SLICE OF LIFE A COLORI
Nonostante talvolta vengano riportati alcuni elementi interessanti su ciò che accade nel resto del pianeta, Carol e la fine del mondo si concentra principalmente sugli eventi del quotidiano di un ristretto numero di personaggi. Questo dà vita a una storia appartenente al genere degli slice of life e che viene costruita attraverso episodi a trama verticale, risolvendosi nei 25-30 minuti di durata. Il finale di stagione, di conseguenza, non ha il sapore di un vero e proprio finale, lasciando aperto uno spiraglio per eventuali nuove puntate. Puntate che, alla fine, guarderemmo molto volentieri, nella speranza però che venga data maggiore coesione al progetto, magari seguendo un’unica storia che si dirami nel corso dei futuri episodi.

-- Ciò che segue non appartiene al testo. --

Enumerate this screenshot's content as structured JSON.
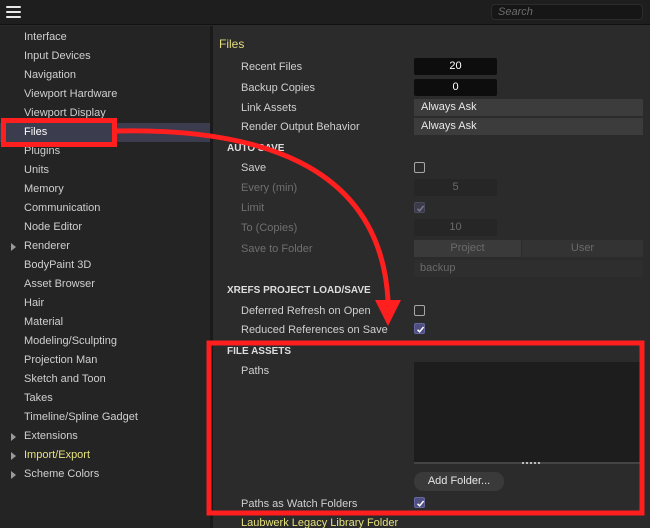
{
  "search": {
    "placeholder": "Search"
  },
  "sidebar": {
    "items": [
      {
        "label": "Interface",
        "expandable": false
      },
      {
        "label": "Input Devices",
        "expandable": false
      },
      {
        "label": "Navigation",
        "expandable": false
      },
      {
        "label": "Viewport Hardware",
        "expandable": false
      },
      {
        "label": "Viewport Display",
        "expandable": false
      },
      {
        "label": "Files",
        "expandable": false,
        "selected": true
      },
      {
        "label": "Plugins",
        "expandable": false
      },
      {
        "label": "Units",
        "expandable": false
      },
      {
        "label": "Memory",
        "expandable": false
      },
      {
        "label": "Communication",
        "expandable": false
      },
      {
        "label": "Node Editor",
        "expandable": false
      },
      {
        "label": "Renderer",
        "expandable": true
      },
      {
        "label": "BodyPaint 3D",
        "expandable": false
      },
      {
        "label": "Asset Browser",
        "expandable": false
      },
      {
        "label": "Hair",
        "expandable": false
      },
      {
        "label": "Material",
        "expandable": false
      },
      {
        "label": "Modeling/Sculpting",
        "expandable": false
      },
      {
        "label": "Projection Man",
        "expandable": false
      },
      {
        "label": "Sketch and Toon",
        "expandable": false
      },
      {
        "label": "Takes",
        "expandable": false
      },
      {
        "label": "Timeline/Spline Gadget",
        "expandable": false
      },
      {
        "label": "Extensions",
        "expandable": true
      },
      {
        "label": "Import/Export",
        "expandable": true,
        "highlight": true
      },
      {
        "label": "Scheme Colors",
        "expandable": true
      }
    ]
  },
  "files": {
    "title": "Files",
    "recent_files": {
      "label": "Recent Files",
      "value": "20"
    },
    "backup_copies": {
      "label": "Backup Copies",
      "value": "0"
    },
    "link_assets": {
      "label": "Link Assets",
      "value": "Always Ask"
    },
    "render_output": {
      "label": "Render Output Behavior",
      "value": "Always Ask"
    }
  },
  "autosave": {
    "heading": "AUTO SAVE",
    "save": {
      "label": "Save",
      "checked": false
    },
    "every": {
      "label": "Every (min)",
      "value": "5"
    },
    "limit": {
      "label": "Limit",
      "checked": true
    },
    "to_copies": {
      "label": "To (Copies)",
      "value": "10"
    },
    "save_to_folder": {
      "label": "Save to Folder",
      "options": [
        "Project",
        "User"
      ]
    },
    "folder_value": "backup"
  },
  "xrefs": {
    "heading": "XREFS PROJECT LOAD/SAVE",
    "deferred": {
      "label": "Deferred Refresh on Open",
      "checked": false
    },
    "reduced": {
      "label": "Reduced References on Save",
      "checked": true
    }
  },
  "file_assets": {
    "heading": "FILE ASSETS",
    "paths_label": "Paths",
    "add_folder": "Add Folder...",
    "watch_folders": {
      "label": "Paths as Watch Folders",
      "checked": true
    },
    "laubwerk": "Laubwerk Legacy Library Folder"
  },
  "colors": {
    "annotation_red": "#ff1f1f",
    "title_yellow": "#e3dd7e",
    "selection": "#3b3d4f",
    "checkbox_checked": "#4e4f80"
  }
}
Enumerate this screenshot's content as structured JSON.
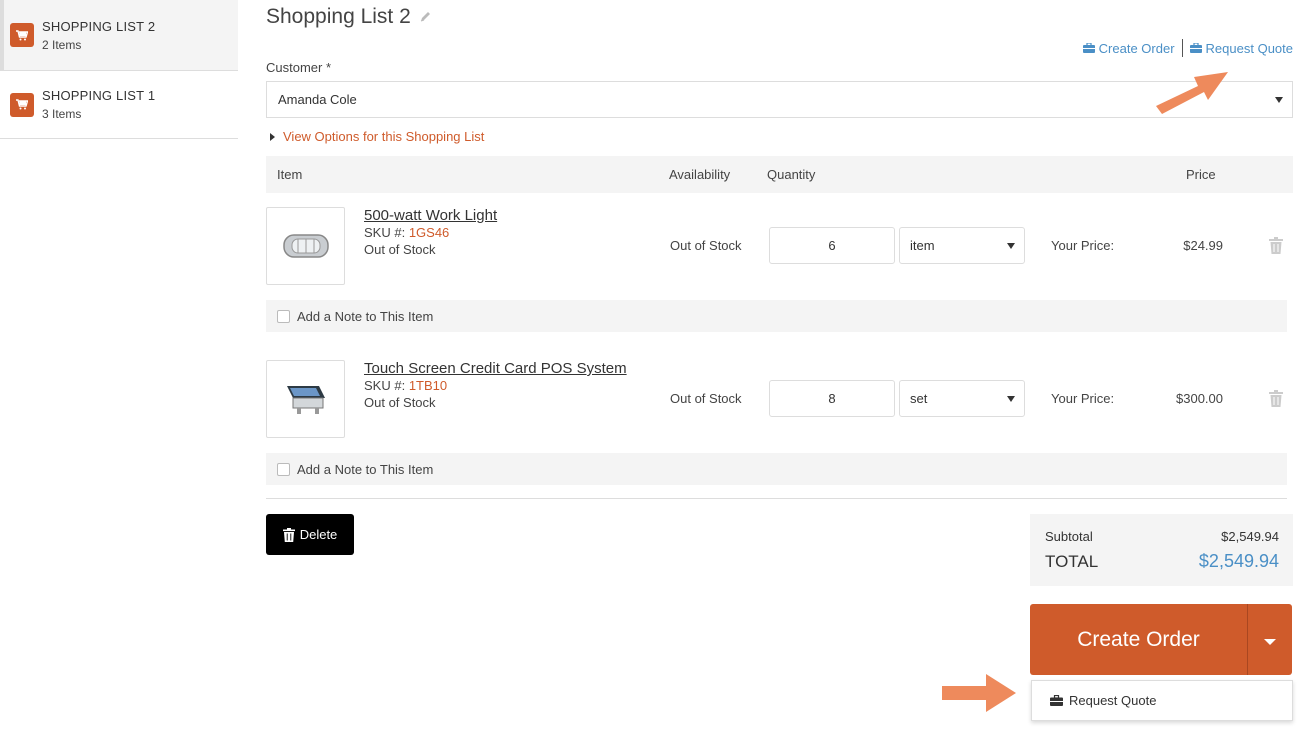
{
  "sidebar": {
    "lists": [
      {
        "title": "SHOPPING LIST 2",
        "count": "2 Items"
      },
      {
        "title": "SHOPPING LIST 1",
        "count": "3 Items"
      }
    ]
  },
  "header": {
    "title": "Shopping List 2",
    "create_order_link": "Create Order",
    "request_quote_link": "Request Quote"
  },
  "customer": {
    "label": "Customer",
    "required_mark": "*",
    "value": "Amanda Cole"
  },
  "view_options": "View Options for this Shopping List",
  "table": {
    "headers": {
      "item": "Item",
      "availability": "Availability",
      "quantity": "Quantity",
      "price": "Price"
    },
    "rows": [
      {
        "name": "500-watt Work Light",
        "sku_label": "SKU #:",
        "sku": "1GS46",
        "stock": "Out of Stock",
        "availability": "Out of Stock",
        "quantity": "6",
        "unit": "item",
        "your_price_label": "Your Price:",
        "price": "$24.99",
        "note": "Add a Note to This Item"
      },
      {
        "name": "Touch Screen Credit Card POS System",
        "sku_label": "SKU #:",
        "sku": "1TB10",
        "stock": "Out of Stock",
        "availability": "Out of Stock",
        "quantity": "8",
        "unit": "set",
        "your_price_label": "Your Price:",
        "price": "$300.00",
        "note": "Add a Note to This Item"
      }
    ]
  },
  "actions": {
    "delete": "Delete",
    "create_order": "Create Order",
    "request_quote": "Request Quote"
  },
  "totals": {
    "subtotal_label": "Subtotal",
    "subtotal": "$2,549.94",
    "total_label": "TOTAL",
    "total": "$2,549.94"
  },
  "colors": {
    "accent": "#cf5b2b",
    "link": "#4a8fc6",
    "annotation_arrow": "#ee8a5c"
  }
}
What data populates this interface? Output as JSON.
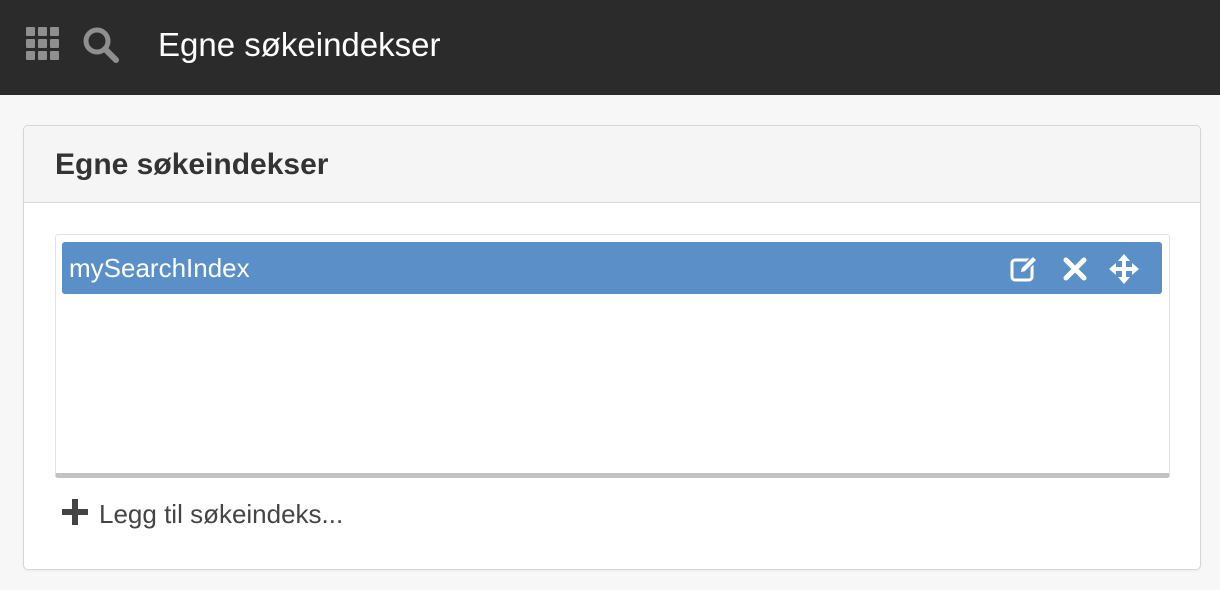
{
  "topbar": {
    "apps_icon": "grid-icon",
    "search_icon": "search-icon",
    "title": "Egne søkeindekser",
    "background": "#2b2b2b"
  },
  "panel": {
    "title": "Egne søkeindekser",
    "items": [
      {
        "label": "mySearchIndex",
        "selected": true,
        "actions": [
          "edit-icon",
          "close-icon",
          "move-icon"
        ]
      }
    ],
    "add_label": "Legg til søkeindeks...",
    "add_icon": "plus-icon"
  },
  "colors": {
    "accent": "#5a8fc7",
    "header_bg": "#2b2b2b",
    "panel_header_bg": "#f5f5f5"
  }
}
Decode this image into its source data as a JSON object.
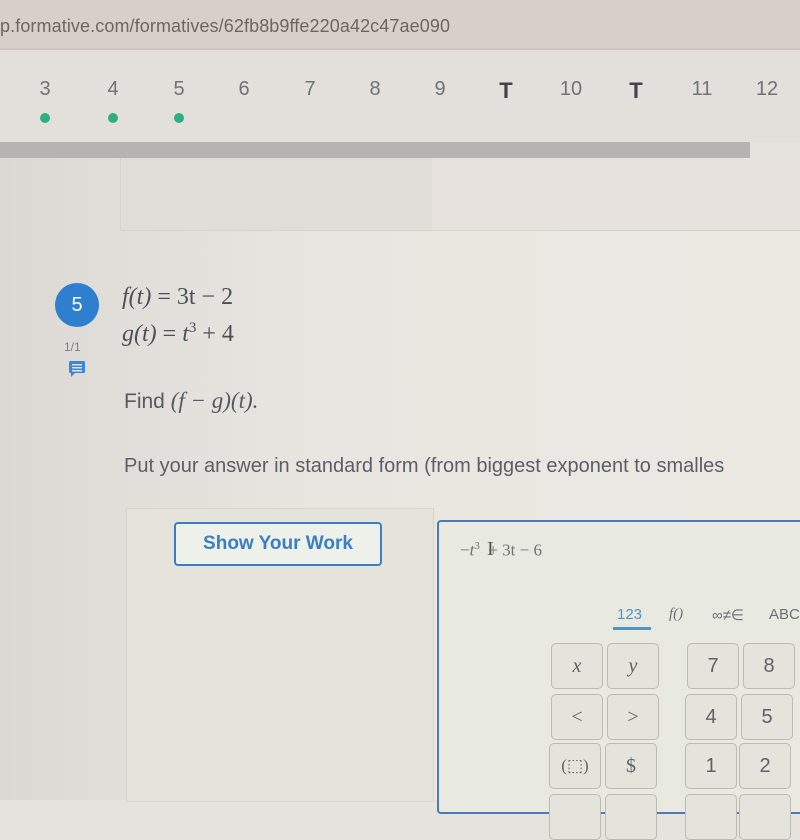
{
  "browser": {
    "url": "p.formative.com/formatives/62fb8b9ffe220a42c47ae090"
  },
  "question_nav": {
    "items": [
      {
        "label": "3",
        "answered": true
      },
      {
        "label": "4",
        "answered": true
      },
      {
        "label": "5",
        "answered": true
      },
      {
        "label": "6",
        "answered": false
      },
      {
        "label": "7",
        "answered": false
      },
      {
        "label": "8",
        "answered": false
      },
      {
        "label": "9",
        "answered": false
      },
      {
        "label": "T",
        "answered": false,
        "type": "text"
      },
      {
        "label": "10",
        "answered": false
      },
      {
        "label": "T",
        "answered": false,
        "type": "text"
      },
      {
        "label": "11",
        "answered": false
      },
      {
        "label": "12",
        "answered": false
      }
    ],
    "answered_color": "#2fae83"
  },
  "question": {
    "number": "5",
    "score": "1/1",
    "badge_color": "#2f7fd1",
    "f_def": {
      "lhs": "f(t)",
      "eq": "=",
      "rhs": "3t − 2"
    },
    "g_def": {
      "lhs": "g(t)",
      "eq": "=",
      "rhs_base": "t",
      "rhs_exp": "3",
      "rhs_tail": "+ 4"
    },
    "find_prefix": "Find",
    "find_expr": "(f − g)(t).",
    "instruction": "Put your answer in standard form (from biggest exponent to smalles"
  },
  "work": {
    "show_work_label": "Show Your Work"
  },
  "answer": {
    "prefix": "−",
    "base": "t",
    "exp": "3",
    "rest": "+ 3t − 6"
  },
  "keypad": {
    "tabs": [
      {
        "label": "123",
        "active": true
      },
      {
        "label": "f()",
        "active": false
      },
      {
        "label": "∞≠∈",
        "active": false
      },
      {
        "label": "ABC",
        "active": false
      }
    ],
    "keys": {
      "x": "x",
      "y": "y",
      "lt": "<",
      "gt": ">",
      "paren": "(⬚)",
      "dollar": "$",
      "seven": "7",
      "eight": "8",
      "four": "4",
      "five": "5",
      "one": "1",
      "two": "2"
    }
  }
}
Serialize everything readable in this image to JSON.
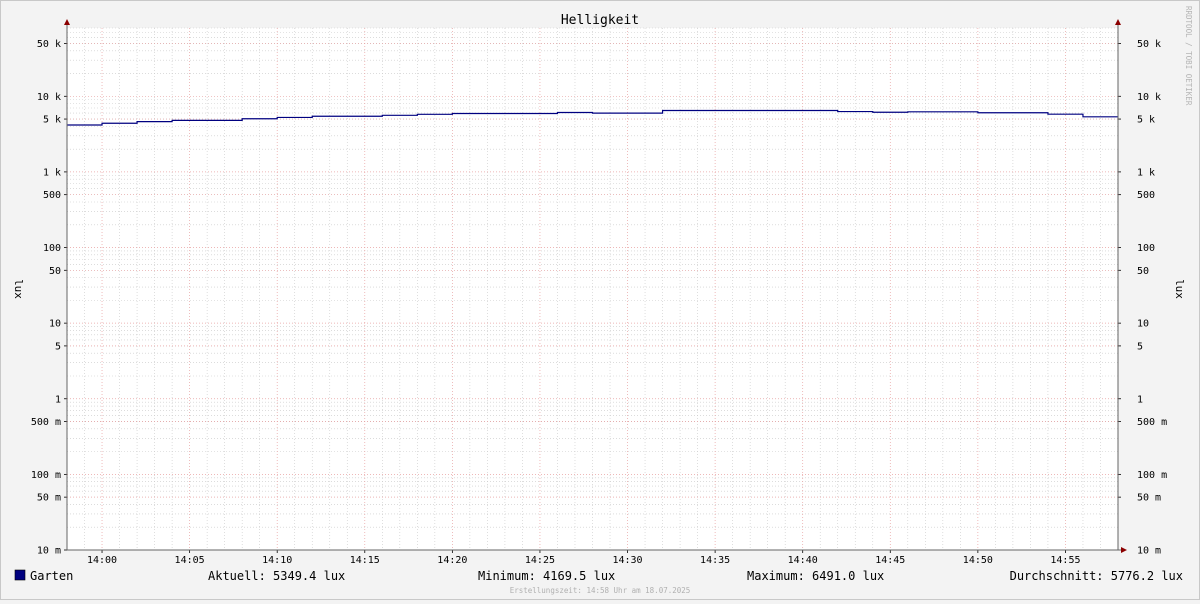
{
  "chart_data": {
    "type": "line",
    "title": "Helligkeit",
    "ylabel_left": "lux",
    "ylabel_right": "lux",
    "yscale": "log",
    "ylim": [
      0.01,
      80000
    ],
    "xlim": [
      "13:58",
      "14:58"
    ],
    "y_ticks": [
      {
        "v": 50000,
        "label": "50 k"
      },
      {
        "v": 10000,
        "label": "10 k"
      },
      {
        "v": 5000,
        "label": "5 k"
      },
      {
        "v": 1000,
        "label": "1 k"
      },
      {
        "v": 500,
        "label": "500"
      },
      {
        "v": 100,
        "label": "100"
      },
      {
        "v": 50,
        "label": "50"
      },
      {
        "v": 10,
        "label": "10"
      },
      {
        "v": 5,
        "label": "5"
      },
      {
        "v": 1,
        "label": "1"
      },
      {
        "v": 0.5,
        "label": "500 m"
      },
      {
        "v": 0.1,
        "label": "100 m"
      },
      {
        "v": 0.05,
        "label": "50 m"
      },
      {
        "v": 0.01,
        "label": "10 m"
      }
    ],
    "x_ticks": [
      "14:00",
      "14:05",
      "14:10",
      "14:15",
      "14:20",
      "14:25",
      "14:30",
      "14:35",
      "14:40",
      "14:45",
      "14:50",
      "14:55"
    ],
    "grid": true,
    "series": [
      {
        "name": "Garten",
        "color": "#000080",
        "step": true,
        "x": [
          "13:58",
          "14:00",
          "14:02",
          "14:04",
          "14:08",
          "14:10",
          "14:12",
          "14:16",
          "14:18",
          "14:20",
          "14:26",
          "14:28",
          "14:32",
          "14:42",
          "14:44",
          "14:46",
          "14:50",
          "14:54",
          "14:56",
          "14:58"
        ],
        "values": [
          4169.5,
          4400,
          4620,
          4800,
          5050,
          5250,
          5450,
          5600,
          5780,
          5920,
          6100,
          5990,
          6491,
          6280,
          6150,
          6230,
          6060,
          5800,
          5349.4,
          5349.4
        ]
      }
    ]
  },
  "legend": {
    "series_name": "Garten",
    "swatch_color": "#000080",
    "current": "Aktuell: 5349.4 lux",
    "minimum": "Minimum: 4169.5 lux",
    "maximum": "Maximum: 6491.0 lux",
    "average": "Durchschnitt: 5776.2 lux"
  },
  "footer": "Erstellungszeit: 14:58 Uhr am 18.07.2025",
  "watermark": "RRDTOOL / TOBI OETIKER",
  "colors": {
    "major_grid": "#e8a0a0",
    "minor_grid": "#c8c8c8",
    "arrow": "#8b0000",
    "plot_background": "#ffffff"
  }
}
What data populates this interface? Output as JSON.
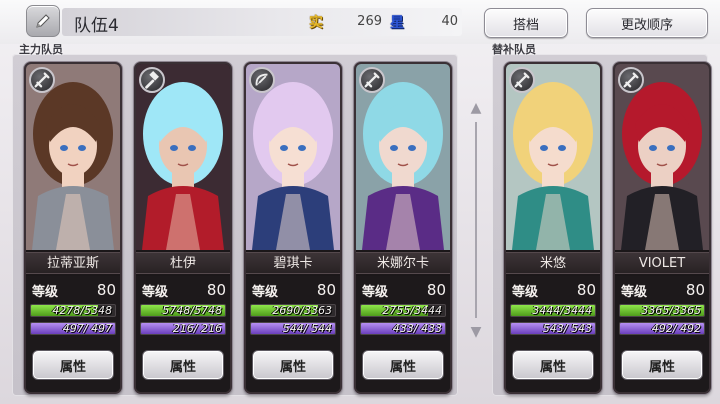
{
  "header": {
    "team_name": "队伍4",
    "cost_icon_gold": "实",
    "cost_icon_blue": "星",
    "cost_gold": "269",
    "cost_blue": "40",
    "partner_button": "搭档",
    "reorder_button": "更改顺序"
  },
  "sections": {
    "main_label": "主力队员",
    "sub_label": "替补队员"
  },
  "level_label": "等级",
  "attr_label": "属性",
  "members": [
    {
      "name": "拉蒂亚斯",
      "level": "80",
      "hp": "4278/5348",
      "hp_frac": 0.8,
      "mp": "497/ 497",
      "mp_frac": 1.0,
      "type_icon": "sword-icon",
      "hair": "#5b3826",
      "skin": "#f1d2c0",
      "outfit": "#8a8f99",
      "bg": "#8f7a78"
    },
    {
      "name": "杜伊",
      "level": "80",
      "hp": "5748/5748",
      "hp_frac": 1.0,
      "mp": "216/ 216",
      "mp_frac": 1.0,
      "type_icon": "hammer-icon",
      "hair": "#9fe7f7",
      "skin": "#e9c6b2",
      "outfit": "#b21c2a",
      "bg": "#3c2b33"
    },
    {
      "name": "碧琪卡",
      "level": "80",
      "hp": "2690/3363",
      "hp_frac": 0.8,
      "mp": "544/ 544",
      "mp_frac": 1.0,
      "type_icon": "bow-icon",
      "hair": "#e2c9ef",
      "skin": "#f6dfd3",
      "outfit": "#2c3e7a",
      "bg": "#b6a7c8"
    },
    {
      "name": "米娜尔卡",
      "level": "80",
      "hp": "2755/3444",
      "hp_frac": 0.8,
      "mp": "433/ 433",
      "mp_frac": 1.0,
      "type_icon": "sword-icon",
      "hair": "#8fd9e6",
      "skin": "#f0d9cf",
      "outfit": "#5a2c86",
      "bg": "#8aa2a8"
    },
    {
      "name": "米悠",
      "level": "80",
      "hp": "3444/3444",
      "hp_frac": 1.0,
      "mp": "543/ 543",
      "mp_frac": 1.0,
      "type_icon": "sword-icon",
      "hair": "#f1d27a",
      "skin": "#f5dccd",
      "outfit": "#2f8d86",
      "bg": "#b4c6c2"
    },
    {
      "name": "VIOLET",
      "level": "80",
      "hp": "3365/3365",
      "hp_frac": 1.0,
      "mp": "492/ 492",
      "mp_frac": 1.0,
      "type_icon": "sword-icon",
      "hair": "#b5192c",
      "skin": "#ecd0c4",
      "outfit": "#222026",
      "bg": "#59494f"
    }
  ]
}
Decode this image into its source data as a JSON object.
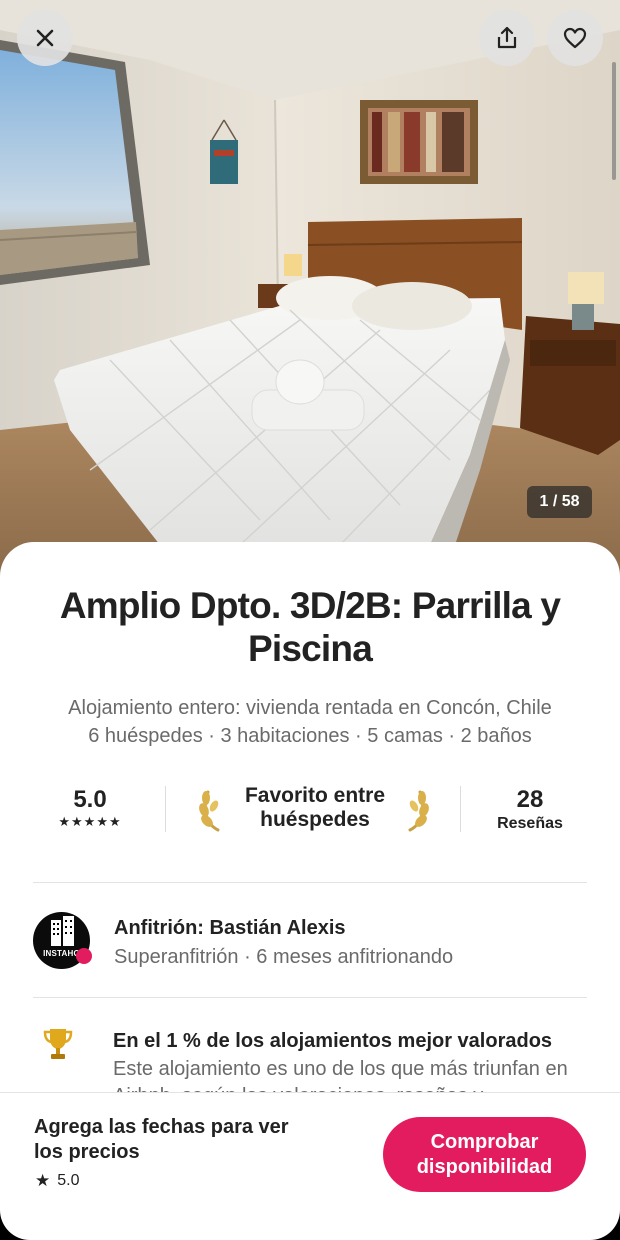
{
  "photo": {
    "counter": "1 / 58",
    "close_icon": "close-icon",
    "share_icon": "share-icon",
    "favorite_icon": "heart-icon"
  },
  "listing": {
    "title": "Amplio Dpto. 3D/2B: Parrilla y Piscina",
    "subtitle": "Alojamiento entero: vivienda rentada en Concón, Chile",
    "details": "6 huéspedes · 3 habitaciones · 5 camas · 2 baños"
  },
  "stats": {
    "rating": "5.0",
    "stars": "★★★★★",
    "guest_favorite": "Favorito entre huéspedes",
    "reviews_count": "28",
    "reviews_label": "Reseñas"
  },
  "host": {
    "avatar_text": "INSTAHO",
    "name": "Anfitrión: Bastián Alexis",
    "meta": "Superanfitrión · 6 meses anfitrionando"
  },
  "highlight": {
    "icon": "trophy-icon",
    "title": "En el 1 % de los alojamientos mejor valorados",
    "description": "Este alojamiento es uno de los que más triunfan en Airbnb, según las valoraciones, reseñas y"
  },
  "footer": {
    "prompt": "Agrega las fechas para ver los precios",
    "rating": "5.0",
    "cta": "Comprobar disponibilidad"
  },
  "colors": {
    "brand": "#e31c5f",
    "text": "#222222",
    "muted": "#6a6a6a"
  }
}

Da un punto di vista artistico, lo show di Netflix abbina personaggi grotteschi a fondali mozzafiato. Siamo rimasti estasiati da alcune palette cromatiche, che hanno contribuito a trasmettere l’atmosfera “lounge” dell’intera produzione. Da applausi, invece, il comparto sonoro, che mescola una soundtrack realizzata da Joe Wong con canzoni celebri posizionate sempre al momento giusto per potenziare le emozioni dettate dalla storia.
Carol e la fine del mondo si è rivelata una serie estremamente piacevole. Uno show lento e delicato, che punta a far riflettere il pubblico sulla vita e sui suoi ritmi spesso troppo frenetici. Un po’ come la sua protagonista, ci siamo trovati a ragionare sui nostri legami e sui nostri errori. Non sappiamo ancora cosa faremmo nel caso scoprissimo di avere sette mesi di vita, ma quel che è certo è che dopo aver visto questa serie abbiamo cominciato a porci questa domanda. Un risultato che, già di per sé, dimostra quanto Dan Guterman sia riuscito ancora una volta a comprendere l’essere umano e a giocare con la sua mente.